Over medium heat, bring the mixture to a boil, stirring until the sugar dissolves.
Once the sugar has dissolved, cook the syrup without stirring to 265F.
As the syrup cooks, sprinkle the gelatin over the remaining water and let sit 5 minutes, until spongy.
Heat the gelatin in a microwave for 20 to 30 seconds, until it is liquefied.
Place the egg whites in the bowl of an electric mixer fitted with the whisk attachment.
Beat on medium-high speed until firm and glossy. Do not overbeat.
When the syrup reaches 265, pour it into the egg whites with the mixer running on medium speed.
Add the gelatin and beat for another three minutes, until fully incorporated. It will be very fluffy but will not hold stiff peaks.

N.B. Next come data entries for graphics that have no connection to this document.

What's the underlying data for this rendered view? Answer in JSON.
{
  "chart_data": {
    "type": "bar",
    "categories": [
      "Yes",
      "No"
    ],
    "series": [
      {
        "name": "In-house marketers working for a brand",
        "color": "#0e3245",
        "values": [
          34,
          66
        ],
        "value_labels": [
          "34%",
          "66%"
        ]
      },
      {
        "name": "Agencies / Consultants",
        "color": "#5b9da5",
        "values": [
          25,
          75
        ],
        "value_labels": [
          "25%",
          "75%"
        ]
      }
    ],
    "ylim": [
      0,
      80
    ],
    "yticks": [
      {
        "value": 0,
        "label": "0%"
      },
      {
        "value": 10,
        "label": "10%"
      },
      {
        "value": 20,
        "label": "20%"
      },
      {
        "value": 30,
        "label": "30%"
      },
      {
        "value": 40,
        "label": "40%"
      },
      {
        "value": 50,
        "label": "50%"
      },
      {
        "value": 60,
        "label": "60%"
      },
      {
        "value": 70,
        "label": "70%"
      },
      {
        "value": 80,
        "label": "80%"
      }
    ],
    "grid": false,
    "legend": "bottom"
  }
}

Scrape the mixture onto the baking sheet, close to one of the short ends.
With a spatula, spread it out to the corners and as far as it will go towards the center while still remaining at an inch in height (It won't fill the whole pan).

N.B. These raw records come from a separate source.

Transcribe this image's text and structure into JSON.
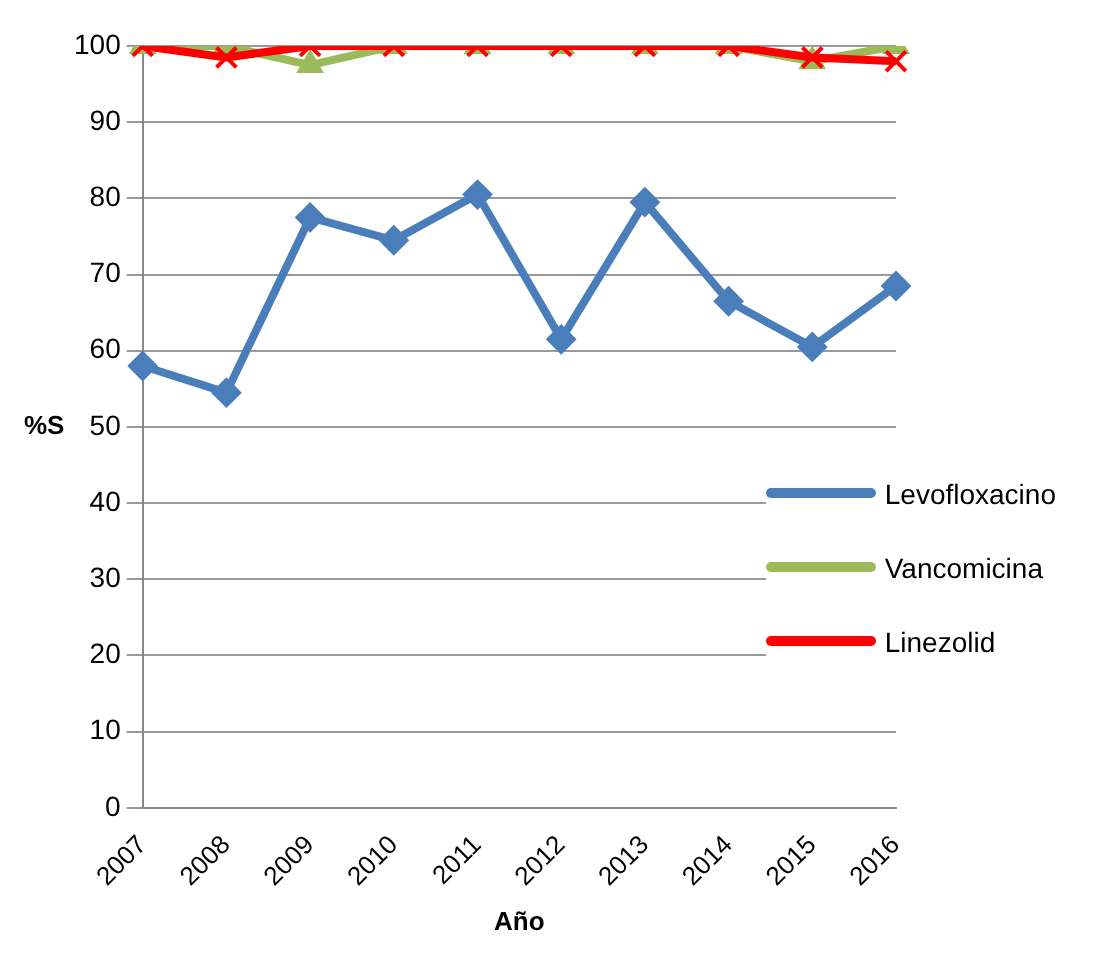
{
  "chart_data": {
    "type": "line",
    "xlabel": "Año",
    "ylabel": "%S",
    "categories": [
      "2007",
      "2008",
      "2009",
      "2010",
      "2011",
      "2012",
      "2013",
      "2014",
      "2015",
      "2016"
    ],
    "series": [
      {
        "name": "Levofloxacino",
        "color": "#4a7ebb",
        "marker": "diamond",
        "values": [
          58,
          54.5,
          77.5,
          74.5,
          80.5,
          61.5,
          79.5,
          66.5,
          60.5,
          68.5
        ]
      },
      {
        "name": "Vancomicina",
        "color": "#9bbb59",
        "marker": "triangle",
        "values": [
          100,
          100,
          97.5,
          100,
          100,
          100,
          100,
          100,
          98,
          100
        ]
      },
      {
        "name": "Linezolid",
        "color": "#ff0000",
        "marker": "cross",
        "values": [
          100,
          98.5,
          100,
          100,
          100,
          100,
          100,
          100,
          98.5,
          98
        ]
      }
    ],
    "ylim": [
      0,
      100
    ],
    "yticks": [
      0,
      10,
      20,
      30,
      40,
      50,
      60,
      70,
      80,
      90,
      100
    ],
    "grid": "y",
    "legend": "right",
    "line_style": "solid"
  }
}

Lift the uncovered, excess parchment paper up so that it meets the edge of the mixture, and place a few glasses against its edge to keep it in place.
Dust the top of the mixture with some more of the cornstarch and place in a cool, dry place.
Let dry for 3-12 hours.
Once set, cut the marshmallows into shapes with a sharp knife or a pair of scissors. Rinse and dry your instrument frequently to avoid sticking.
Place the remaining cornstarch in a large bowl.
Drop the marshmallows in. When there are five or so in the bowl, turn them to coat, and then toss each one from one hand to the other to remove any excess cornstarch.
Store in a cool, dry place, loosely covered.